7.Think about the scenario described in question 6 and your eventual answer. Explain the risks that are faced by the Seller of the business in accepting your offer. In particular, use your understanding of Agency Risk and mention how Ethical behaviours in business might apply here. 

Explain a major financial decision

8.You just sold your car for $18,000. You have deposited it into your bank account. You are keen to invest the funds for one year as you are concentrating on your studies for the moment. Which of the following options for depositing the funds will earn you more interest over the coming year. Show your calculations including formula. 

a.Fixed Interest rate of 3% paid at maturity.

b.2.9% Interest rate compounded and reinvested on a monthly basis.

c.2.8% Interest rate compounded and reinvested on a daily basis.

9.Explain the effect that using compounding interest rates versus simple interest rates has on the return from an investment

10.a. Name and describe an example of an annuity that that is commonly encountered by businesses in the Australian economy. 

b. Calculate the Present Value of the following Annuity Payment.

$12,000 paid in arrears for 25 years. Assume that the current yield curve shows a 25 year bond rate of 6% p.a. 

Tip: Look at Topic 3. Seminar 3 notes explain this and then use the spreadsheet called NPV to check your calculations.

11.It is common in Australian Finance for Annual Percentage Rates (APR’s) to be quoted when discussing the level of interest.

a.Why would it be better for interest rates to be quoted as Effective Annual Rates (EAR) instead? 

b.Calculate the EAR in the following situation: APR 7%, Interest Calculated/Paid Monthly.

12.What are the two components of Holding Period Return? 
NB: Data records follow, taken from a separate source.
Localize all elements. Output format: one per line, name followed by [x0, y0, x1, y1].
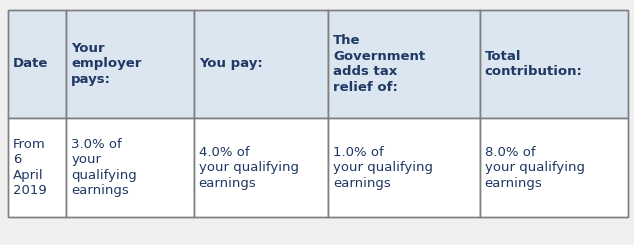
Text: From
6
April
2019: From 6 April 2019 — [13, 138, 46, 197]
Text: 8.0% of
your qualifying
earnings: 8.0% of your qualifying earnings — [484, 146, 585, 190]
Bar — [66, 10, 193, 118]
Text: You pay:: You pay: — [198, 57, 262, 70]
Text: 3.0% of
your
qualifying
earnings: 3.0% of your qualifying earnings — [71, 138, 137, 197]
Bar — [479, 118, 628, 217]
Bar — [66, 118, 193, 217]
Bar — [8, 10, 628, 217]
Text: 1.0% of
your qualifying
earnings: 1.0% of your qualifying earnings — [333, 146, 433, 190]
Bar — [328, 118, 479, 217]
Bar — [8, 118, 66, 217]
Bar — [479, 10, 628, 118]
Text: 4.0% of
your qualifying
earnings: 4.0% of your qualifying earnings — [198, 146, 299, 190]
Text: Total
contribution:: Total contribution: — [484, 50, 583, 78]
Text: Date: Date — [13, 57, 48, 70]
Text: The
Government
adds tax
relief of:: The Government adds tax relief of: — [333, 34, 425, 94]
Text: Your
employer
pays:: Your employer pays: — [71, 42, 141, 86]
Bar — [193, 118, 328, 217]
Bar — [193, 10, 328, 118]
Bar — [8, 10, 66, 118]
Bar — [328, 10, 479, 118]
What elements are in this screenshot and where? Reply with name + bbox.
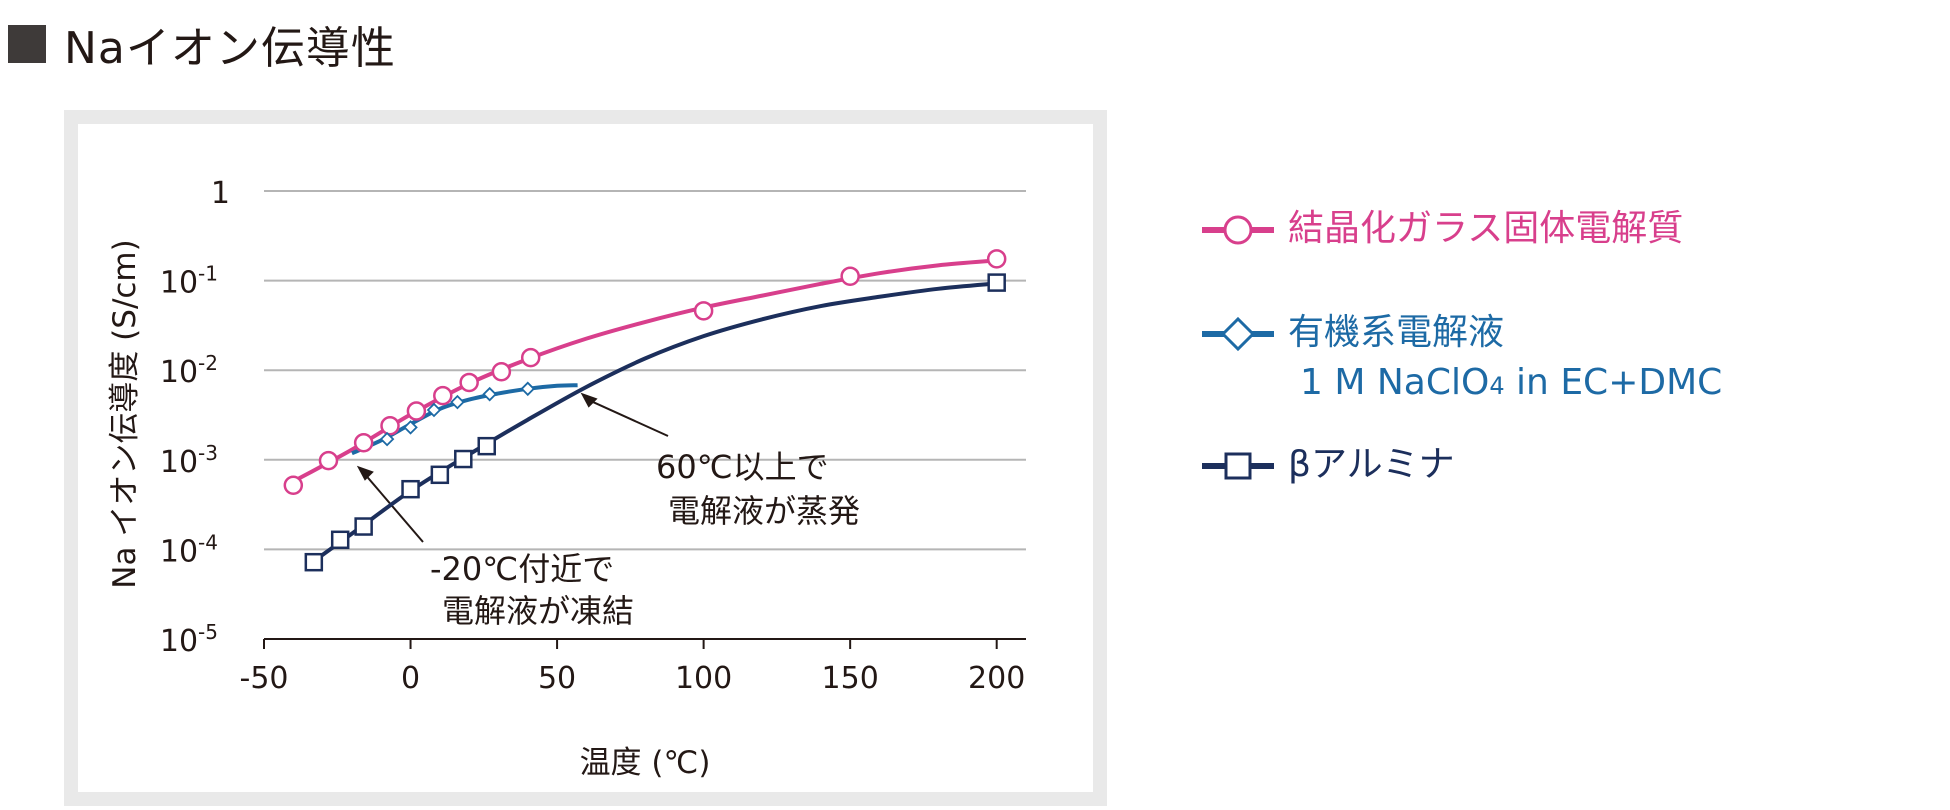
annotation-60c-line2: 電解液が蒸発 [668,492,860,530]
data-point-square [354,517,373,536]
data-point-diamond [403,420,418,435]
data-point-circle [283,475,304,495]
data-point-square [430,465,450,485]
y-tick-label: 10-1 [160,262,218,301]
x-tick-label: 100 [675,661,732,696]
data-point-square [304,552,324,572]
legend-label-line2-main: 1 M NaClO [1300,362,1490,403]
x-tick-label: -50 [240,661,289,696]
data-point-circle [840,266,860,286]
legend-marker-square-icon [1202,452,1274,480]
data-point-diamond [482,386,497,402]
chart-panel: 1 10-1 10-2 10-3 10-4 10-5 -50 0 50 100 150 200 温度 (… [64,110,1107,806]
data-point-circle [459,372,479,393]
data-point-square [987,273,1006,292]
legend-diamond [1220,316,1256,352]
y-tick-label: 10-5 [160,620,218,659]
legend: 結晶化ガラス固体電解質 有機系電解液 1 M NaClO4 in EC+DMC … [1200,200,1940,490]
legend-label: 結晶化ガラス固体電解質 [1288,208,1684,249]
annotation-arrowhead [580,392,598,408]
data-point-circle [491,362,512,382]
data-point-circle [693,301,714,321]
y-tick-label: 10-2 [160,351,218,390]
data-point-square [454,449,473,469]
data-point-circle [433,385,453,406]
legend-marker-diamond-icon [1202,316,1274,352]
legend-label-line2-rest: in EC+DMC [1504,362,1723,403]
y-tick-base: 10 [160,624,198,659]
legend-item-organic: 有機系電解液 1 M NaClO4 in EC+DMC [1200,304,1940,436]
annotation-minus20c-line1: -20℃付近で [430,550,614,588]
data-point-diamond [379,431,395,447]
y-tick-label: 1 [211,176,230,211]
y-tick-exponent: -4 [198,530,218,554]
y-axis-title: Na イオン伝導度 (S/cm) [107,239,143,588]
legend-marker-circle-icon [1202,215,1274,245]
data-point-circle [318,450,339,471]
series-line-crystallized [289,258,997,485]
y-tick-base: 10 [160,266,198,301]
y-tick-exponent: -2 [198,351,218,375]
y-tick-base: 10 [160,534,198,569]
data-point-square [330,530,350,550]
x-tick-label: 50 [538,661,576,696]
data-point-circle [520,347,541,368]
annotation-arrow-line [587,398,669,437]
legend-item-alumina: βアルミナ [1200,436,1940,490]
y-tick-base: 10 [160,355,198,390]
data-point-diamond [450,394,465,410]
annotation-minus20c-line2: 電解液が凍結 [442,592,634,630]
legend-label-line2-sub: 4 [1489,372,1505,400]
legend-circle [1223,215,1253,245]
x-tick-label: 150 [822,661,879,696]
legend-square [1224,452,1252,480]
x-tick-label: 0 [401,661,420,696]
data-point-circle [353,432,374,453]
chart-heading: Naイオン伝導性 [8,14,396,74]
y-tick-exponent: -1 [198,262,218,286]
y-tick-label: 10-4 [160,530,218,569]
legend-item-crystallized: 結晶化ガラス固体電解質 [1200,200,1940,304]
x-axis-title: 温度 (℃) [580,745,711,781]
y-tick-exponent: -5 [198,620,218,644]
data-point-circle [380,415,400,436]
data-point-diamond [520,381,536,397]
x-tick-label: 200 [968,661,1025,696]
y-tick-label: 10-3 [160,441,218,480]
data-point-square [477,436,496,456]
heading-text: Naイオン伝導性 [64,23,396,74]
heading-square-icon [8,25,46,63]
y-tick-base: 10 [160,445,198,480]
data-point-circle [986,249,1007,269]
annotation-arrow-line [362,471,424,543]
data-point-diamond [426,402,442,418]
y-tick-exponent: -3 [198,441,218,465]
legend-label: βアルミナ [1288,444,1455,485]
data-point-circle [406,401,427,421]
legend-label-line2: 1 M NaClO4 in EC+DMC [1300,360,1722,409]
annotation-60c-line1: 60℃以上で [656,448,829,486]
chart-area: 1 10-1 10-2 10-3 10-4 10-5 -50 0 50 100 150 200 温度 (… [78,124,1093,792]
legend-label: 有機系電解液 [1288,312,1505,353]
annotation-arrowhead [356,465,374,481]
data-point-square [401,479,420,499]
Calculate the HPR of the following share investment in NAB. Assume that the Share was held for exactly 3 months and one dividend was received with any attributable franking credit included in the total of the Dividend received. Purchase Price $23. Dividends received $2.50. Sale Price $26.50.

Show the total profit amount, and the HPR as a percentage gain on the investment. 
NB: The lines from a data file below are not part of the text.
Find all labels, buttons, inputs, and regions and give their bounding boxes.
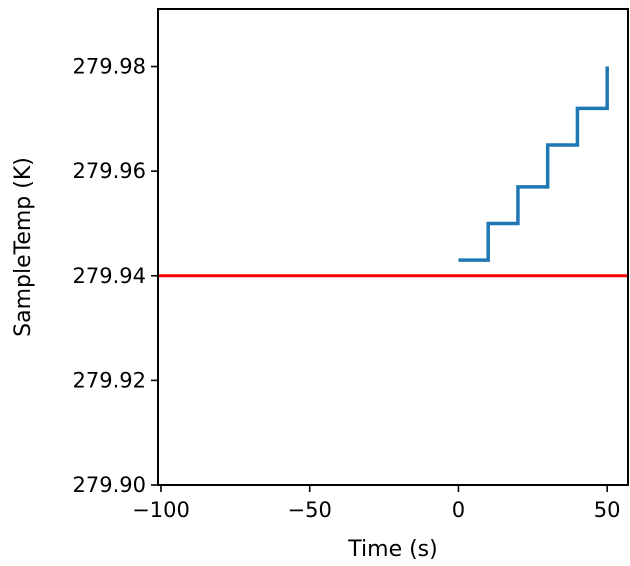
x-axis-label: Time (s) (347, 537, 437, 562)
y-tick-label: 279.98 (73, 55, 146, 79)
y-tick-label: 279.92 (73, 368, 146, 392)
y-tick-label: 279.94 (73, 264, 146, 288)
x-tick-label: 0 (452, 498, 465, 522)
x-tick-label: −50 (288, 498, 332, 522)
y-tick-label: 279.90 (73, 473, 146, 497)
y-axis-label: SampleTemp (K) (11, 157, 36, 337)
x-tick-label: 50 (594, 498, 621, 522)
series-line-0 (458, 66, 609, 262)
y-tick-label: 279.96 (73, 159, 146, 183)
x-tick-label: −100 (132, 498, 190, 522)
plot-frame (157, 8, 629, 486)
13.Calculate the Expected returns on the following investment.

In one year the probabilities of the following outcomes are as follows. A return of $25,000 is 30 % likely. A return of $50,000 is 40 % likely. A return of $100,000 is 20% likely. A return of $10,000 is 10% likely. 

14.As an accountant you have a client who does not like to take a large amount of risk with their investments. They have some money to invest and they ask you to tell them your thoughts on which asset classes are the least risky through to those that are most risky. They are considering investments in Property, Shares or Bonds. 

a.What will you tell them about the relative historical risks of these investments and their returns. 

b.From you understanding of the investment markets, what general rule could they use to reduce the risk of their portfolio?

15.The CAPM model divides the risks that investors encounter into two categories. Identify and briefly discuss these.